A mãe da menina já estava no segundo casamento. O primeiro foi justamente o que gerara a moça dita. Ela e outros seis irmãos, três homens, três mulheres. O pai, autoritário e machista, batia na mãe em todos os irmãos ao chegar em casa embriagado. Mas quem ligara? Entre os visinhos, a maioria era assim. Pobres, às vezes sem ter ao menos o que comer. D. Maria, a mãe da menina, por diversas vezes chorou em silêncio, implorando à Nossa Sra. de Aparecida que livrasse seus filhos da fome, quando nem farinha restava para dar de comer à turba. Por diversas vezes fora atendida, por outras tantas não. Nessa hora, era colocar a turma para dormir, afim que as crianças esquecessem a fome, entregando-os ao acalento dos querubins. Um dia o marido chegou com a solução definitiva da dor: resolvera dar as filhas para quem quisesse e precisasse dos serviços delas. A atitude não era nova, nem foi tida com estranhamento entre os poucos familiares próximos. Apenas D. Maria lamentou em silêncio.
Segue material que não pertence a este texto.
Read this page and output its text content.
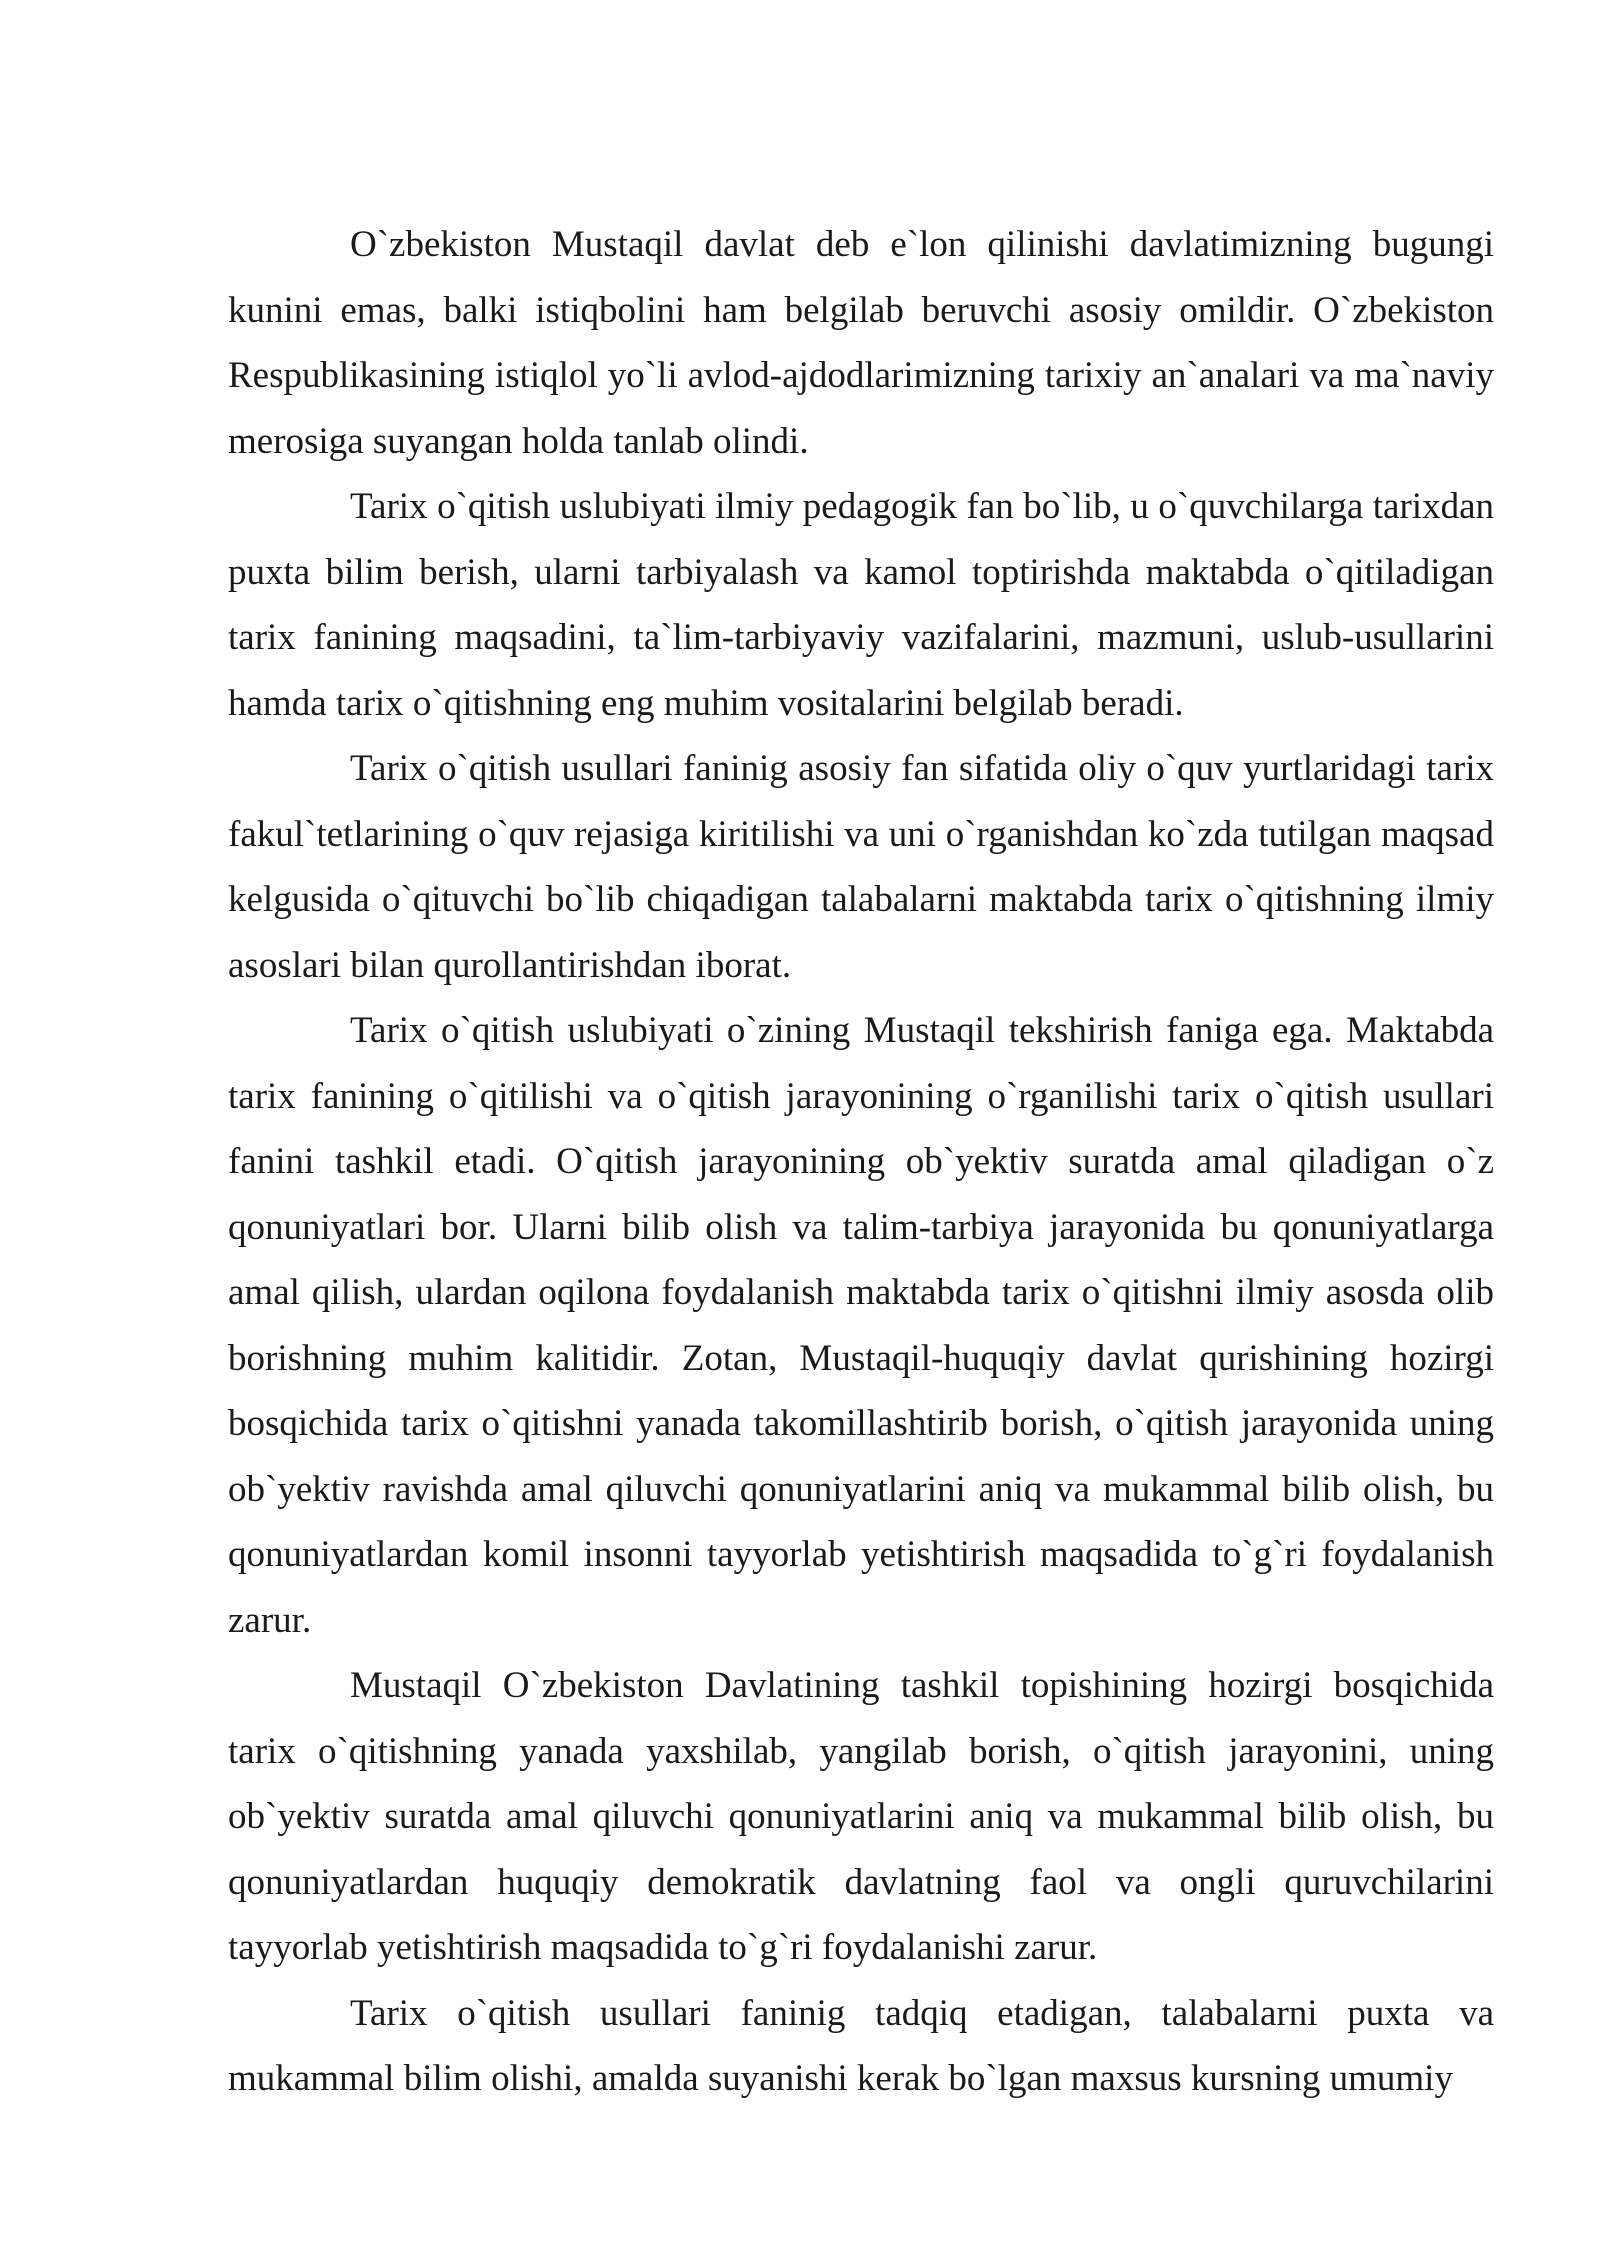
O`zbekiston Mustaqil davlat deb e`lon qilinishi davlatimizning bugungi kunini emas, balki istiqbolini ham belgilab beruvchi asosiy omildir. O`zbekiston Respublikasining istiqlol yo`li avlod-ajdodlarimizning tarixiy an`analari va ma`naviy merosiga suyangan holda tanlab olindi.

Tarix o`qitish uslubiyati ilmiy pedagogik fan bo`lib, u o`quvchilarga tarixdan puxta bilim berish, ularni tarbiyalash va kamol toptirishda maktabda o`qitiladigan tarix fanining maqsadini, ta`lim-tarbiyaviy vazifalarini, mazmuni, uslub-usullarini hamda tarix o`qitishning eng muhim vositalarini belgilab beradi.

Tarix o`qitish usullari faninig asosiy fan sifatida oliy o`quv yurtlaridagi tarix fakul`tetlarining o`quv rejasiga kiritilishi va uni o`rganishdan ko`zda tutilgan maqsad kelgusida o`qituvchi bo`lib chiqadigan talabalarni maktabda tarix o`qitishning ilmiy asoslari bilan qurollantirishdan iborat.

Tarix o`qitish uslubiyati o`zining Mustaqil tekshirish faniga ega. Maktabda tarix fanining o`qitilishi va o`qitish jarayonining o`rganilishi tarix o`qitish usullari fanini tashkil etadi. O`qitish jarayonining ob`yektiv suratda amal qiladigan o`z qonuniyatlari bor. Ularni bilib olish va talim-tarbiya jarayonida bu qonuniyatlarga amal qilish, ulardan oqilona foydalanish maktabda tarix o`qitishni ilmiy asosda olib borishning muhim kalitidir. Zotan, Mustaqil-huquqiy davlat qurishining hozirgi bosqichida tarix o`qitishni yanada takomillashtirib borish, o`qitish jarayonida uning ob`yektiv ravishda amal qiluvchi qonuniyatlarini aniq va mukammal bilib olish, bu qonuniyatlardan komil insonni tayyorlab yetishtirish maqsadida to`g`ri foydalanish zarur.

Mustaqil O`zbekiston Davlatining tashkil topishining hozirgi bosqichida tarix o`qitishning yanada yaxshilab, yangilab borish, o`qitish jarayonini, uning ob`yektiv suratda amal qiluvchi qonuniyatlarini aniq va mukammal bilib olish, bu qonuniyatlardan huquqiy demokratik davlatning faol va ongli quruvchilarini tayyorlab yetishtirish maqsadida to`g`ri foydalanishi zarur.

Tarix o`qitish usullari faninig tadqiq etadigan, talabalarni puxta va mukammal bilim olishi, amalda suyanishi kerak bo`lgan maxsus kursning umumiy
No fundo sabia que só assim as filhas escapariam do destino traçado à família desde que a avó largara os índios. Via que seu destino reproduzia-se também nas filhas, já que também fora dada há uns estranhos antes de tornar-se o que é. Quase nada, é bem verdade. Verdade também que muitas vezes desejava a Deus que em nada se transformasse, para que seus olhos deixassem de ver e sentir muitas das cenas que desejava esquecer.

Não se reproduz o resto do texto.